As the population grows older an increasing share of the workforce will be past age 60. Older workers are considered less productive than younger ones, raising the issue of whether an aging workforce will also be a less productive one. This paper uses evidence from the monthly Current Population Survey (CPS) files to shed light on the issue. There are two main reasons for the surge in older workers. First, the sheer size of the baby boom generation means that the number of Americans attaining age 60 each year is climbing steeply. Second, labor force participation rates among adults between 60 and 74 have increased.
The share of all labor income earned by older workers has also soared in recent years because they have enjoyed faster wage gains than workers who are younger. It is important to understand why this is the case. A major reason is that older workers are now better educated compared with prime-age workers than was the case in the past. In the past the gap in education between prime-age workers and older Americans was large. It is now much smaller.
Educational attainment is also important for understanding the increase in Americans’ labor force participation rates at older ages. At older ages there are major differences between the participation rates of highly educated and less educated groups, and these differences have persisted for several decades. In the early 1990s nearly 60 percent of 62-74 year-old men with doctoral and professional degrees were still in labor force. In contrast, only 20 percent of male high school dropouts the same age remained in the workforce. The participation-rate gap was smaller for older women, but it was still sizeable.
In the past quarter century there was a steady improvement in older Americans’ educational credentials, both absolutely and in comparison to the qualifications of younger cohorts still in their prime working years. The absolute and relative improvement of the qualifications of the aged will be much slower between now and 2030. The percentage of older men in the lowest and the highest educational classes will remain largely unchanged, though we will see continued gradual improvement in the educational attainment of older women.

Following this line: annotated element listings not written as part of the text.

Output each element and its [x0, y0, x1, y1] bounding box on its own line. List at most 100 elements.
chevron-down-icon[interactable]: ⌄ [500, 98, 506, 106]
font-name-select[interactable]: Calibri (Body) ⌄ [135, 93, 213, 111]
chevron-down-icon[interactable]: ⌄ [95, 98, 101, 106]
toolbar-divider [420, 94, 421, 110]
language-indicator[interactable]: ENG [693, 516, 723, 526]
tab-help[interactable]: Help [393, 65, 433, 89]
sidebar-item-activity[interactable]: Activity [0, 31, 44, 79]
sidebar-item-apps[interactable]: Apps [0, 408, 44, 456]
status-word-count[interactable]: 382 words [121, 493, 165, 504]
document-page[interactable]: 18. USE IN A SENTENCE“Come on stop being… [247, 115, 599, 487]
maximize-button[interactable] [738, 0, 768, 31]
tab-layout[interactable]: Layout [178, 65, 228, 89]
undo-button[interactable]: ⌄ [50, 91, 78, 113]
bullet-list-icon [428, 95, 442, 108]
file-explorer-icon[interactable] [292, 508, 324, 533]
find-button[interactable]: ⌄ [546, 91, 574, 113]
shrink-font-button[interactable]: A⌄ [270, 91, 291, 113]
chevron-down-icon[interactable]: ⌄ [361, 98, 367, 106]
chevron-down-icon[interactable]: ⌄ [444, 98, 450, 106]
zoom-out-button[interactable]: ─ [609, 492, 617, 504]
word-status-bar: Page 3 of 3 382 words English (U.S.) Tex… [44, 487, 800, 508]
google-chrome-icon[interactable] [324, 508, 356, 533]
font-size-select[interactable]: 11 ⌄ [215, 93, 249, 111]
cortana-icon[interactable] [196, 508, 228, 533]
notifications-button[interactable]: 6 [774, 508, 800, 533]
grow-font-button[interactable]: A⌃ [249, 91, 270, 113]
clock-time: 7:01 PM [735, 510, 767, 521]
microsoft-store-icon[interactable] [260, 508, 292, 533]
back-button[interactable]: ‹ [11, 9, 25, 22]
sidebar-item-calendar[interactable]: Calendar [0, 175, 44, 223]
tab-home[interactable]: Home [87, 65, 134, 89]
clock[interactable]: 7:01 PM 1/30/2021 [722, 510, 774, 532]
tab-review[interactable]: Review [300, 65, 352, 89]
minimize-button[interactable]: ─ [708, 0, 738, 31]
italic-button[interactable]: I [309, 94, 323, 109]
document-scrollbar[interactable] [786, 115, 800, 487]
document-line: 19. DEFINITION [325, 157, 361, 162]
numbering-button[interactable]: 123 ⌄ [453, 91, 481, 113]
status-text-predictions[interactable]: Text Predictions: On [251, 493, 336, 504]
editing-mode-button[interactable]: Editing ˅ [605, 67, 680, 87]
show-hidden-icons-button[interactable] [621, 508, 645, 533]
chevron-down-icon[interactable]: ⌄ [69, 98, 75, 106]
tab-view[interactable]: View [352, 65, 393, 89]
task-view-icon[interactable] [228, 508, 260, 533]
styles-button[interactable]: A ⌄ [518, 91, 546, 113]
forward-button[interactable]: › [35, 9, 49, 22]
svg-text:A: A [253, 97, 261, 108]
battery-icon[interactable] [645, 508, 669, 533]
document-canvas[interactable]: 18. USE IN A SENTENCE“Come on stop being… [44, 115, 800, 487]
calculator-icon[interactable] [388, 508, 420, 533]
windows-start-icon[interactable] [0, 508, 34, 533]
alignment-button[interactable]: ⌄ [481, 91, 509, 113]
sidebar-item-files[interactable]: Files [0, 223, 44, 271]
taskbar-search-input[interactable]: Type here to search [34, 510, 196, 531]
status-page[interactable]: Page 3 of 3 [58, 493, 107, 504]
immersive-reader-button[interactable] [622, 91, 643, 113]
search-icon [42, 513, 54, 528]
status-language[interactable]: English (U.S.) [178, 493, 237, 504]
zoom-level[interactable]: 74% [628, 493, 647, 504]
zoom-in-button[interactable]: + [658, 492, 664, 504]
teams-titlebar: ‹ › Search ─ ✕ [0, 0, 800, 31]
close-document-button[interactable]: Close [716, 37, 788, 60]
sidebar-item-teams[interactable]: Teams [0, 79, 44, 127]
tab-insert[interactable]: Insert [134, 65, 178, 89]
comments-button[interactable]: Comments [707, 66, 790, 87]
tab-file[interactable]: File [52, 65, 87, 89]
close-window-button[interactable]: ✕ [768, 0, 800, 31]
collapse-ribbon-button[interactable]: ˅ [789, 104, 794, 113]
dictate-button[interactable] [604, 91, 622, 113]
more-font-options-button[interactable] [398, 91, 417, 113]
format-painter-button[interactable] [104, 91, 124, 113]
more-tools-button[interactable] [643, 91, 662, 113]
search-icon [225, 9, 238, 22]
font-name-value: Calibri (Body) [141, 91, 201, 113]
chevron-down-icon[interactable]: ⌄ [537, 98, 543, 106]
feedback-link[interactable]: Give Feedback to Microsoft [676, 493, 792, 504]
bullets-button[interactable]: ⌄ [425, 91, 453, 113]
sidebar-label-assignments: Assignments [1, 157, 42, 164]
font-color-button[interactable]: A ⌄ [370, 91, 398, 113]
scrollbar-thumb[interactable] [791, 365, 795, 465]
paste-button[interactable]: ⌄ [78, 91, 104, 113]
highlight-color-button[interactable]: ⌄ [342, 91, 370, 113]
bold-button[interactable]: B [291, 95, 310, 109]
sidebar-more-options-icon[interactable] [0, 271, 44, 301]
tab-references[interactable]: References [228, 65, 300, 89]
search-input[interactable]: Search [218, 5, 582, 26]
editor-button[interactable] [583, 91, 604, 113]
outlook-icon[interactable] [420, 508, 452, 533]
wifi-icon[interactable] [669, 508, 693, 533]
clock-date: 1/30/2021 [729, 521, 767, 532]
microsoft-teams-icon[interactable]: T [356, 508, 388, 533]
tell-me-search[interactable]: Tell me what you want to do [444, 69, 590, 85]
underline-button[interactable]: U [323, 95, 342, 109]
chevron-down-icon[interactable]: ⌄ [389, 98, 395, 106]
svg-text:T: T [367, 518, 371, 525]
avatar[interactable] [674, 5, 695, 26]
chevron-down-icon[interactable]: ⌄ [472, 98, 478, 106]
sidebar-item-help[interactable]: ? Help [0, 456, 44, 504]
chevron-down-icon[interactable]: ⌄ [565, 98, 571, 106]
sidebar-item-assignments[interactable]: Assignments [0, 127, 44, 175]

The improvement in older Americans’ educational attainment has improved their job market position. This is especially true for the men and women who actually remain in the workforce, because older Americans who stay attached to the labor force after 62 are much more likely to have received schooling after high school. Changes in the distribution of educational attainment have influenced the age profile of earnings. Older workers now receive much better compensation compared with their prime-age counterparts. Workers younger than 50 have seen a modest decline in their relative annual earnings, but workers past 55 have enjoyed impressive relative earnings gains. Compared with the earnings of an average 35-54 year-old worker, the average worker between 65 and 69 has seen his or her earnings climb 30 percentage points. Workers between 70 and 74 experienced a 28-percentage-point gain in their relative earnings. As noted, the relative earnings gains of older workers can be traced to the improvement in their educational attainment compared with younger workers. However, this development does not fully explain their gains. If we separately tabulate the age-earnings profiles of workers within each educational group we see similar, though generally far smaller, income gains among workers in the oldest age categories.
Using data from the March CPS files, I tabulated the distribution of annual earned income received by 25-74 year-old workers. I find that the share of male earnings received by 60-74 year-olds increased from 7.3 percent in 2000 to 12.7 percent in 2010. Among women earners, the share increased from 5.8 percent of total female earnings in 2000 to 11.7 percent of earnings in 2010. The magnitude of these gains is partly explained by the rising share of older workers in the labor force, partly by their increasing levels of work, and partly by improvements in their relative earnings if they do work. Even if employment and earnings patterns of older workers do not change during the next two decades, the share of all labor income received by older workers will continue to rise through about 2025. At their peak in importance, 60-74 year-old men will account for about 16 percent of male earnings and 60-74 year-old women for about 14½ percent of female earnings.
What has been the impact of older workers on workforce productivity? If worker productivity has been harmed by the surge of older workers into the labor force the fact is not evident in the earnings statistics for the elderly themselves. Using one standard benchmark for measuring individual worker productivity— hourly wages—workers between 60 and 74 are currently paid more than an average worker who is between 25 and 59.
The hourly pay premium for older men was about 20 percent in 2010. For women it was about 10 percent. Other benchmarks show a somewhat less favorable picture, but all of them show considerable improvement in the relative position of aged workers compared with the nonaged. None of the indicators of male productivity suggest that older male workers are less productive than average workers who are between 25 and 59. The expectation that older workers will reduce average productivity may be fueled by the perception that the aged are less healthy, less educated, less up to-date in their knowledge, and more fragile than the young. While all these images of the elderly are accurate to some degree, they do not necessarily describe the people who choose or who are permitted to remain in paid employment at older ages. This paper shows that there are enormous differences between the labor force participation rates of older Americans depending on their level of schooling. People with limited education have low employment rates in old age. People with college and advanced degrees tend to remain in the workforce longer. If less productive workers selectively exit the workforce at younger ages, the average productivity of the older workers who remain may compare favorably to the average productivity of the young. A surge in the percentage of the potential workforce that is old may simply increase the proportion of the workforce that consists of comparatively skilled older workers.